- Norwegian theatrical poster
- Directed by: Petter Næss
- Screenplay by: Axel Hellstenius
- Based on: Brødre i blodet by Ingvar Ambjørnsen
- Produced by: Dag Alveberg
- Starring: Per Christian Ellefsen Sven Nordin Marit Pia Jacobsen Jørgen Langhelle Per Christensen Hilde Olausson Ola Otnes Eli Anne Linnestad Cecilie A. Mosli Joachim Rafaelsen Per Gørvell Knud Dahl Knut Haugmark
- Cinematography: Svein Krøvel
- Edited by: Inge-Lise Langfeldt
- Music by: Lars Lillo-Stenberg
- Production company: Maipo Film- og TV Produksjon
- Distributed by: Universal Pictures (though United International Pictures)
- Release dates: 16 March 2001 (Norway); 19 April 2002 (U.S.);
- Running time: 89 minutes
- Country: Norway
- Language: Norwegian
- Box office: 750,000 admissions (Norway)

= Elling =

2001 film by Petter Næss

Elling is a Norwegian black comedy film directed by Petter Næss. Shot mostly in and around the Norwegian capital Oslo, the film, which was released in 2001, is primarily based on Ingvar Ambjørnsen's novel Brødre i blodet ("Blood brothers", 1996), one of a series of four featuring the Elling character – the others are Utsikt til paradiset ("A view of paradise", 1993), Fugledansen ("The bird dance", 1995), and Elsk meg i morgen ("Love me tomorrow", 1999). The film was followed by an original prequel not based on any of the novels, Mors Elling (2003), and a sequel, Elsk meg i morgen (2005) based on the fourth and last book in the series.

==Plot==
The movie deals with the main character, Elling, a man in his 40s with generalized anxiety, and his struggle to function normally in society. He has anxiety, dizziness, and neurotic tendencies, which prevent him from living on his own. Elling has lived with his mother his entire life, and when she dies, the authorities take him from the house where he has always lived and send him to an institution. His roommate is the simple-minded, sex-obsessed Kjell Bjarne.
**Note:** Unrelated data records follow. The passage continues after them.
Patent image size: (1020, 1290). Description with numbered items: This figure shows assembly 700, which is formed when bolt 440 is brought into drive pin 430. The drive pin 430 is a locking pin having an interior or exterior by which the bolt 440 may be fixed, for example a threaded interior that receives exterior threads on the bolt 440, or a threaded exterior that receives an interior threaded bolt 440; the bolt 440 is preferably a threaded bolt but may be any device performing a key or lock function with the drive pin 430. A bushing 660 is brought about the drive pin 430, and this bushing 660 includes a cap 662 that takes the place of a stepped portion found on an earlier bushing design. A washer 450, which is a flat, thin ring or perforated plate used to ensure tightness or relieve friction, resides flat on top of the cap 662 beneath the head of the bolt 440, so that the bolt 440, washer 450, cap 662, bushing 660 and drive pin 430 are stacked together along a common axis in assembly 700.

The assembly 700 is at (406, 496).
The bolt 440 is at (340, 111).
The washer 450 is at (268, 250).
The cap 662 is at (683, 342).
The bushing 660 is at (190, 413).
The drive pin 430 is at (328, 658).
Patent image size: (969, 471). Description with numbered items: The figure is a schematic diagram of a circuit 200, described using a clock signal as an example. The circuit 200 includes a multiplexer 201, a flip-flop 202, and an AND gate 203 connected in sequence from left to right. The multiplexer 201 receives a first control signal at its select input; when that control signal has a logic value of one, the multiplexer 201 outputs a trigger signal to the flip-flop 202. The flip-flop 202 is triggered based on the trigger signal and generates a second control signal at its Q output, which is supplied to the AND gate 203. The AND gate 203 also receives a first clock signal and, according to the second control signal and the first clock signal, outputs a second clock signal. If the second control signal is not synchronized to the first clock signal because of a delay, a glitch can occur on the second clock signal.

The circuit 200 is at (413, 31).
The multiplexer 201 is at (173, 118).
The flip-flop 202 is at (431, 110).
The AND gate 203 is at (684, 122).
The Norwegian government pays for the two to move into an apartment in Oslo, where every day is a challenge as they must prove they can get out into the real world and lead relatively normal lives. With the help of social worker Frank and a few new friends, they learn to break free from their respective conditions. Elling eventually discovers a new vocation as a rebel poet, while Kjell befriends a pregnant woman with a drinking problem, which eventually turns into a romance. The film ends with both men as firm friends, embarking on new lives filled with hope.

==Cast==
- Elling — (Per Christian Ellefsen)
- Kjell Bjarne — (Sven Nordin)
- Reidun Nordsletten — (Marit Pia Jacobsen)
- Frank Åsli — (Jørgen Langhelle)
- Alfons Jørgensen — (Per Christensen)
- Gunn — (Hilde Olausson)
- Hauger — (Ola Otnes)
- Johanne — (Eli Anne Linnestad)
- Cecilie Kornes — (Cecilie A. Mosli)
- Haakon Willum — (Joachim Rafaelsen)
- Eriksen — (Per Gørvell)
- Servitør på bar — (Knud Dahl)
- Stasjonsbetjent — (Knut Haugmark)

==Reception==
===Critical response===
Elling has an approval rating of 85% on review aggregator website Rotten Tomatoes, based on 59 reviews, and an average rating of 7.10/10. The website's critical consensus states: "Quirky without being overly cutesy, Elling is a gentle, warm comedy". Metacritic assigned the film a weighted average score of 70 out of 100, based on 21 critics, indicating "generally favorable reviews".

===Box office===
It was the most popular Norwegian film of the year with admissions of 750,000.

===Awards===
- Academy Awards: Best Foreign Language Film — Nominated (2002)
- Amanda Awards (Norway): Best Actor (Per Christian Ellefsen) — Nominated (2001)

In addition, the film was nominated and won several other awards all over the world.

==Prequel==

A prequel, Mother's Elling, was released in 2003.